Glenn Close’s performance as a ruthless trial attorney on “Damages” and Bryan Cranston’s turn as a meth-making, cancer-stricken teacher on “Breaking Bad” were honored with the top drama series acting Emmys, the second consecutive trophies for both.
“Oh my goodness,” exclaimed Cranston. “I’m a poor kid from the valley. I don’t know what I’m doing up here. I feel like Cinderfella.”
Close called it a “huge privilege” to be part of entertainment community, then tweaked her show’s writers.
Her role is “maybe the character of my lifetime, depending on what they do this season,” Close said.
Michael Emerson, who plays the cruelly devious Ben on “Lost,” and Cherry Jones, the stalwart U.S. president on “24,” were honored as best supporting actors in drama series.
“Wowza,” Jones said.

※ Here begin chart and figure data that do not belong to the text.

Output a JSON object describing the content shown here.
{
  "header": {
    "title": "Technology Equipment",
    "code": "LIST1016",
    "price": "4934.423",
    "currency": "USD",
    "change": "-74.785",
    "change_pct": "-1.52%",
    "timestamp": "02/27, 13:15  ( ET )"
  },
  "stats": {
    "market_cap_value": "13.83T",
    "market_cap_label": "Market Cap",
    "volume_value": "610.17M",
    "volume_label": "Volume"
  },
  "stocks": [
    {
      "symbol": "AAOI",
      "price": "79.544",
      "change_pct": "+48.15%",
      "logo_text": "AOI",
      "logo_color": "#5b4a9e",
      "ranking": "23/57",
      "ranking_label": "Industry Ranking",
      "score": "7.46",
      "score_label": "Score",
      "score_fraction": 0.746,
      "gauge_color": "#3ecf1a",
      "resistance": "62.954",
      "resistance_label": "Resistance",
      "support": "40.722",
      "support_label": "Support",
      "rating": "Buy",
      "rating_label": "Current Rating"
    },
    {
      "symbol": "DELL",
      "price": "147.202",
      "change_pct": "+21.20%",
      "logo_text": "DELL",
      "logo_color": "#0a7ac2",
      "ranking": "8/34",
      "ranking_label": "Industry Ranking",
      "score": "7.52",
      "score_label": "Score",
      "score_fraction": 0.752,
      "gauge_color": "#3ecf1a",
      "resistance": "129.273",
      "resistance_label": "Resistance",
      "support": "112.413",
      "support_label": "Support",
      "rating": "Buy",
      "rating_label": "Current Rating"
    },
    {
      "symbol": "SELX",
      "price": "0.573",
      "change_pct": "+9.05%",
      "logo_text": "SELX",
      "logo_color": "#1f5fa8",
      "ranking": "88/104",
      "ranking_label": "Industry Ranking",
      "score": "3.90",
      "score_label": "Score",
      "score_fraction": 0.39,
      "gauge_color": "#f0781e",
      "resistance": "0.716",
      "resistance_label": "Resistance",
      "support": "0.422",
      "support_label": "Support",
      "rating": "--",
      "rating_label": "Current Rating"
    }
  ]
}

Emerson accepted his award for what he called “the role of my lifetime.”
Toni Collette of Showtime’s “United States of Tara” was honored as best lead actress in a comedy series for her role as a mother with multiple personalities.
“Wow, this is insanely confronting,” said a beaming Collette. She thanked series creator Diablo Cody, the Oscar-winning screenwriter of “Juno.”
Collette’s victory deprived Fey of “30 Rock” of winning a second consecutive award in the category. But Fey took the stage a few moments later to acknowledge a guest actor award she received for her Sarah Palin impersonation on “Saturday Night Live.”
“The Daily Show with Jon Stewart” won the trophy for best variety, music or comedy series, its seventh in a row.
“Grey Gardens,” the story of a reclusive mother and daughter who were relatives of Jacqueline Kennedy Onassis, and the Dickens adaptation “Little Dorrit” won for best movie and miniseries, respectively.
Harris, a nominee as well as host, lost to Cryer for his role on “How I Met Your Mother” but won on-stage accolades for his emcee work, including a heartfelt compliment from Jon Stewart.
“The Amazing Race” won its seventh consecutive Emmy in the outstanding reality-competition category.